Sé que he fallado. Sé que me han fallado. Y aun así, acá sigo, eligiendo mirar el vaso medio lleno, no por ingenuidad sino por resistencia.
Soy de las que pide disculpas sin tapujos, porque así me enseñaron y porque entendí que pedir perdón no achica, humaniza.
También sé disculpar, porque a la perfección ya le ganamos la pulseada desde el lado de lo imperfecto, ese territorio real donde se vive de verdad.
Me miro y me reconozco multifacética, multifuncional: la que siempre está, la que todo lo puede, incluso cuando está —o intenta estar— en mil lugares a la vez.

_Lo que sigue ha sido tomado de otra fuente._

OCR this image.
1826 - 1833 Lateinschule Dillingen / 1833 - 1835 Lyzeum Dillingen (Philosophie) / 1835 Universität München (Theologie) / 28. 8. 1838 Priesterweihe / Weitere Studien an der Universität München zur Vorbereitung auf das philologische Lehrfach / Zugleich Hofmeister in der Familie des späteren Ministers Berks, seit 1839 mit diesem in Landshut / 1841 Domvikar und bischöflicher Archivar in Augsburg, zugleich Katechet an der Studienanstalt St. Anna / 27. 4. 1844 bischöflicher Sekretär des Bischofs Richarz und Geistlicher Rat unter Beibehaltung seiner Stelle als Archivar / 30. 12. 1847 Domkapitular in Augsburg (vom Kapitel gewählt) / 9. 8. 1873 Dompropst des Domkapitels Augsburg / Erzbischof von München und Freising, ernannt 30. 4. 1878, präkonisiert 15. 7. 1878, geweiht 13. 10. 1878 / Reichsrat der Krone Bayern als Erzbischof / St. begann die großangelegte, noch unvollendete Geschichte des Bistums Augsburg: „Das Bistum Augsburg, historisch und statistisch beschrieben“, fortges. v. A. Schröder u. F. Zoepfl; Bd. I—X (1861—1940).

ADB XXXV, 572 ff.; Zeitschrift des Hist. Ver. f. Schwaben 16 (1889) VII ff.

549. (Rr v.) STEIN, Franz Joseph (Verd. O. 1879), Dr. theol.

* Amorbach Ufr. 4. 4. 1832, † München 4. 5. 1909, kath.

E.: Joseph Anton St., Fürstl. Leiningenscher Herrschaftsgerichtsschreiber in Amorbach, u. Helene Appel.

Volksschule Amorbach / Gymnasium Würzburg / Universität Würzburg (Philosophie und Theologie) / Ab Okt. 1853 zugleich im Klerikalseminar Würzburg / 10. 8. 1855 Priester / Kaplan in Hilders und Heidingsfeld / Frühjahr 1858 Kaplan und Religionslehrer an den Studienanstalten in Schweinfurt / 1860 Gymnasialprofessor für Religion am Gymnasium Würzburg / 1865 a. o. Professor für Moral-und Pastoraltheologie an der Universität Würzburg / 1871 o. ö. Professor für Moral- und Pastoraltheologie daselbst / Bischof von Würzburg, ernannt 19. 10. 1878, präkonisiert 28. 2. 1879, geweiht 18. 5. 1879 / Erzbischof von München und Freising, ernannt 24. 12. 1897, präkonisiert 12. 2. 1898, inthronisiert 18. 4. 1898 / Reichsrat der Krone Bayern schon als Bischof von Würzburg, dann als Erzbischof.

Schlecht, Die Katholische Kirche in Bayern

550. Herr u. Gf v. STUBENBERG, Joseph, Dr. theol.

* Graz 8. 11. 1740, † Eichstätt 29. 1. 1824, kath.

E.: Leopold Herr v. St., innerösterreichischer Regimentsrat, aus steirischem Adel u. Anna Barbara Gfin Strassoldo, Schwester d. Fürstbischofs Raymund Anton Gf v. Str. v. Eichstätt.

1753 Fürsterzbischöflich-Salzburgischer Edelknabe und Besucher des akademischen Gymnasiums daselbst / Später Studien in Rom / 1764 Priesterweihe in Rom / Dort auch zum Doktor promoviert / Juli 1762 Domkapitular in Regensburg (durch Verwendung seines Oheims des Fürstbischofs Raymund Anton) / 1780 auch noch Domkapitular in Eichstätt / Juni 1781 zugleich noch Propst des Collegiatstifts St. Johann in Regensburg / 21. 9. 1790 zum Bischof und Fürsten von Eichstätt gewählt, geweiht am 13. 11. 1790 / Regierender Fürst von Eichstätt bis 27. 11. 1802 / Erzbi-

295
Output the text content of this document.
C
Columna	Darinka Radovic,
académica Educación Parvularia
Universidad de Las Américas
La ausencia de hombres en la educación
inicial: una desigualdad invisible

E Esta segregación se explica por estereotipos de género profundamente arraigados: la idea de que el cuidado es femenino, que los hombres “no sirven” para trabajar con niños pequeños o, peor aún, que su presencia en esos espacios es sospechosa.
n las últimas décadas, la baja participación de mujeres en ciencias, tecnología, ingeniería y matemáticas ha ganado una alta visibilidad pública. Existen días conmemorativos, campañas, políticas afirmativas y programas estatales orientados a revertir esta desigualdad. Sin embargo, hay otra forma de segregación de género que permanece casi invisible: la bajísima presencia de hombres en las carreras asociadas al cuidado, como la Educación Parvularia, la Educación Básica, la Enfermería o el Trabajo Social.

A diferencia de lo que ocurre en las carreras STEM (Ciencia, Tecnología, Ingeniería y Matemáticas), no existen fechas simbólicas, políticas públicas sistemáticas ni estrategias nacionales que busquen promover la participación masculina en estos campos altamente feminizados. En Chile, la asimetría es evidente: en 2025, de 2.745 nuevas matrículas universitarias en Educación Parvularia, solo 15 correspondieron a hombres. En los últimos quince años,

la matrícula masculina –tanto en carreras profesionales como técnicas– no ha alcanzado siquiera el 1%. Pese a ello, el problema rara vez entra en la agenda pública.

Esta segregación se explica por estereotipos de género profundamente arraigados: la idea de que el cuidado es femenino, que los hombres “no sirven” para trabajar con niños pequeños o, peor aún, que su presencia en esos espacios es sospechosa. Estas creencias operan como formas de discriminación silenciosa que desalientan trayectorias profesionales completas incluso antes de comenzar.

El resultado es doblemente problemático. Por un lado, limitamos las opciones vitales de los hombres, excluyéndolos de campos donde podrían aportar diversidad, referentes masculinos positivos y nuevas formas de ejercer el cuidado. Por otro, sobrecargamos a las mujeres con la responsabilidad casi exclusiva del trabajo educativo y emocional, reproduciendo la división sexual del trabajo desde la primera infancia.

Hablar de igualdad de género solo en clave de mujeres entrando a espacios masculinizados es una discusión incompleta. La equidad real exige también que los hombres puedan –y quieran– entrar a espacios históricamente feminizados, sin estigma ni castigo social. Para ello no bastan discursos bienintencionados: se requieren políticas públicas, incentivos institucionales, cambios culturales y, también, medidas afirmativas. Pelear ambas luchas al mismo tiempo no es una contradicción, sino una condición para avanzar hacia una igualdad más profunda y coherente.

La que sostiene, la que empuja, la que resuelve, aun con el cansancio escondido detrás de una sonrisa prolija.
Pero terminando este 2026 me enfrenté, sin maquillaje, a una verdad necesaria:
la capa puede —y debe— quedar colgada por un tiempo.
Que no todo depende de mí.
Que no todo tengo que poderlo sola.
Y tal vez el aprendizaje más valiente sea ese:
entender que en este 2026 aceptar ayuda no es una derrota,
es descanso,
es conciencia,
es amor propio aprendiendo una forma nueva de existir.